However, Clapton rediscovered music several years later and became obsessed with playing guitar and listening to American blues musicians like Freddie King, B.B. King, Muddy Waters, and Buddy Guy. At 17, he joined his first band, the Roosters. That band didn't last long at all, but Clapton wasn't left on the bench for long, as he was recruited to play in the Yardbirds just a few months later. As a member of the Yardbirds, Clapton started to garner a lot of attention in the music scene and was given one of his famous nicknames, "Slowhand."

The Yardbirds started veering toward pop music, but Clapton wanted to continue on a path with blues music. According to Britannica, he joined John Mayall's Bluesbreakers which also featured future Cream bassist Jack Bruce. Clapton's other famous nickname, "God," came from his time with the Bluesbreakers. Clapton took a respite from the Bluesbreakers, returned, then left again. In 1966 he teamed up with Bruce, and Ginger Baker to form Cream.

Jack Bruce

While Clapton's musical background was rooted in the blues, bass player Jack Bruce started on cello and eventually started playing double bass in dance halls and as a member of jazz groups, per the late bassist's website. In 1962, after touting Italy and England with jazz groups, he joined Alexis Korner's Blues Incorporated. What was perhaps most notable about this band was that the rhythm section was comprised of Bruce on bass and future Rolling Stones drummer Charlie Watts behind the kit.
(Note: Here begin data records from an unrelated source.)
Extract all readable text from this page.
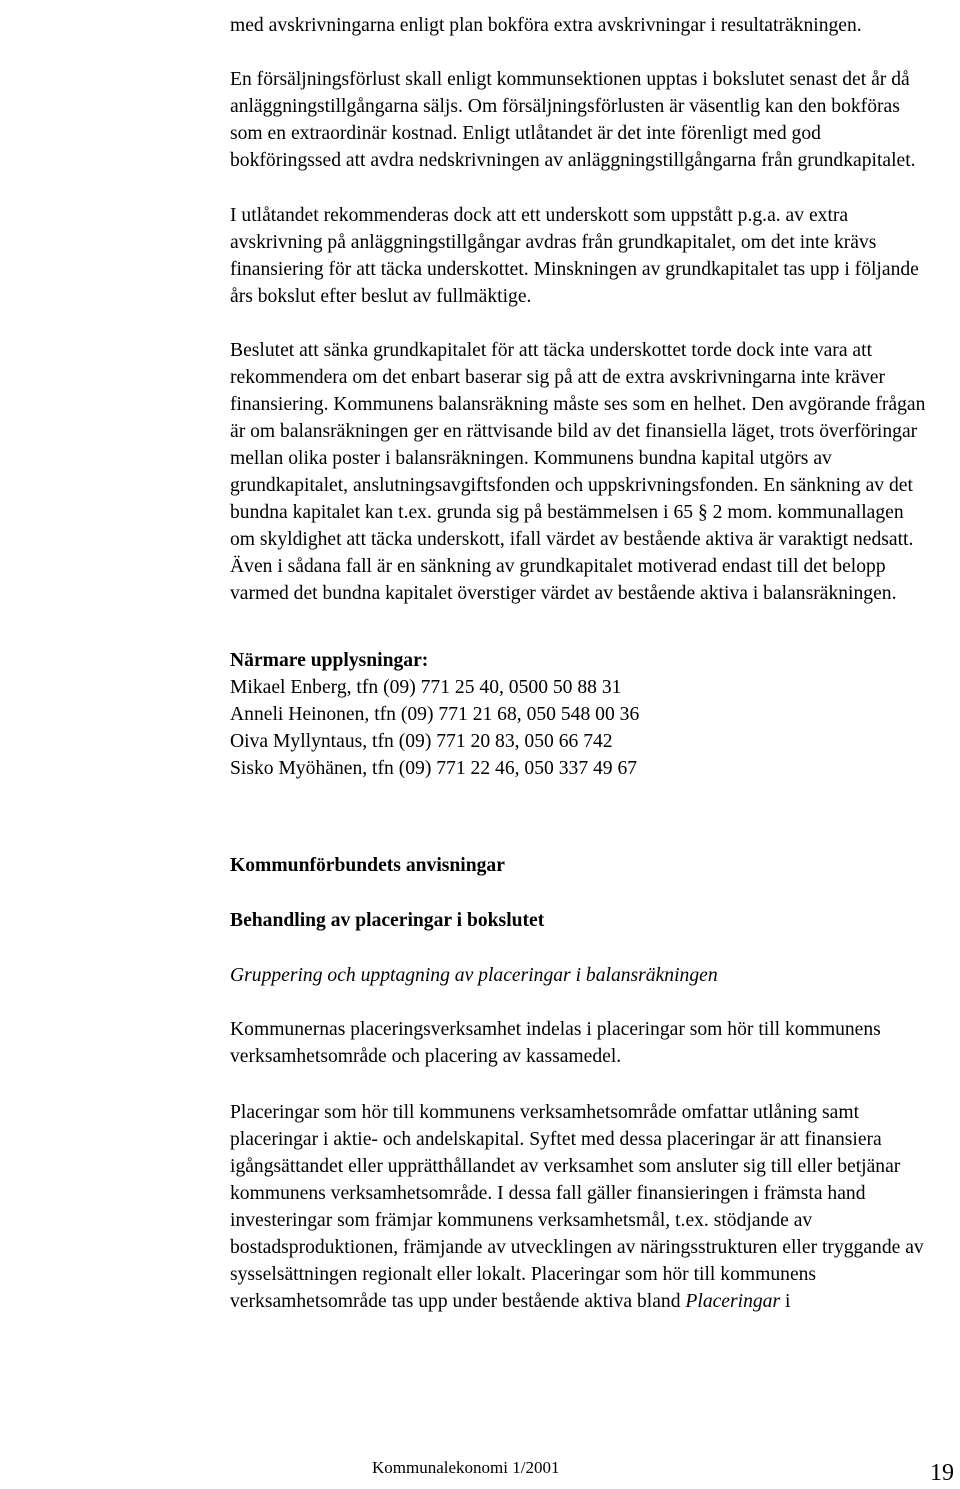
med avskrivningarna enligt plan bokföra extra avskrivningar i resultaträkningen.

En försäljningsförlust skall enligt kommunsektionen upptas i bokslutet senast det år då anläggningstillgångarna säljs. Om försäljningsförlusten är väsentlig kan den bokföras som en extraordinär kostnad. Enligt utlåtandet är det inte förenligt med god bokföringssed att avdra nedskrivningen av anläggningstillgångarna från grundkapitalet.

I utlåtandet rekommenderas dock att ett underskott som uppstått p.g.a. av extra avskrivning på anläggningstillgångar avdras från grundkapitalet, om det inte krävs finansiering för att täcka underskottet. Minskningen av grundkapitalet tas upp i följande års bokslut efter beslut av fullmäktige.

Beslutet att sänka grundkapitalet för att täcka underskottet torde dock inte vara att rekommendera om det enbart baserar sig på att de extra avskrivningarna inte kräver finansiering. Kommunens balansräkning måste ses som en helhet. Den avgörande frågan är om balansräkningen ger en rättvisande bild av det finansiella läget, trots överföringar mellan olika poster i balansräkningen. Kommunens bundna kapital utgörs av grundkapitalet, anslutningsavgiftsfonden och uppskrivningsfonden. En sänkning av det bundna kapitalet kan t.ex. grunda sig på bestämmelsen i 65 § 2 mom. kommunallagen om skyldighet att täcka underskott, ifall värdet av bestående aktiva är varaktigt nedsatt. Även i sådana fall är en sänkning av grundkapitalet motiverad endast till det belopp varmed det bundna kapitalet överstiger värdet av bestående aktiva i balansräkningen.

Närmare upplysningar:

Mikael Enberg, tfn (09) 771 25 40, 0500 50 88 31

Anneli Heinonen, tfn (09) 771 21 68, 050 548 00 36

Oiva Myllyntaus, tfn (09) 771 20 83, 050 66 742

Sisko Myöhänen, tfn (09) 771 22 46, 050 337 49 67

Kommunförbundets anvisningar

Behandling av placeringar i bokslutet

Gruppering och upptagning av placeringar i balansräkningen

Kommunernas placeringsverksamhet indelas i placeringar som hör till kommunens verksamhetsområde och placering av kassamedel.

Placeringar som hör till kommunens verksamhetsområde omfattar utlåning samt placeringar i aktie- och andelskapital. Syftet med dessa placeringar är att finansiera igångsättandet eller upprätthållandet av verksamhet som ansluter sig till eller betjänar kommunens verksamhetsområde. I dessa fall gäller finansieringen i främsta hand investeringar som främjar kommunens verksamhetsmål, t.ex. stödjande av bostadsproduktionen, främjande av utvecklingen av näringsstrukturen eller tryggande av sysselsättningen regionalt eller lokalt. Placeringar som hör till kommunens verksamhetsområde tas upp under bestående aktiva bland Placeringar i

Kommunalekonomi 1/2001	19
Bruce went on to join the Graham Bond Organization, a band named after organist Graham Bond. Manning the drums for the Graham Bond Organization was none other than Ginger Baker who had also been a member of Alexis Korner's Blues Incorporated, having been recommended for the job by the departing Charlie Watts (via NPR). However, Bruce and Baker didn't exactly hit it off, as Bruce left the Graham Bond Organization after Baker criticized his playing for being "too busy."

Bruce was offered an opportunity to play bass for R&B superstar Marvin Gaye but turned it down. Instead, he met Clapton after joining John Mayall's Bluesbreakers. Bruce left the Bluesbreakers and joined Manfred Mann, but his career took another shift when Baker asked him to play bass as a part of a trio with himself and Clapton. At Clapton's insistence, Bruce took on primary vocal duties.

Ginger Baker

Ginger Baker was a talented and influential drummer, and he knew it, as NPR points out, his autobiography was titled "Hellraiser: The Autobiography of the World's Greatest Drummer," but you'd be hard-pressed to find people who wouldn't at least agree that he was possibly the greatest rock drummer of his era. Clapton would later describe him as a "fully formed musician."

The famously red-headed, hot-tempered Londoner, started out playing trumpet before taking up drums and playing with a jazz band in his hometown. He had a tumultuous relationship with Jack Bruce dating back to their time together in Alexis Korner's Blues Incorporated. They stuck together with the Graham Bond Organization until Bruce's departure.

Baker is credited with the idea of starting Cream. He approached Clapton, who at the time was still the lead ax-man for John Mayall's Bluesbreakers, and floated the idea of starting a more experimental group. Clapton was all for the idea, but only on the condition that Jack Bruce complete the power trio by playing bass and handling vocals.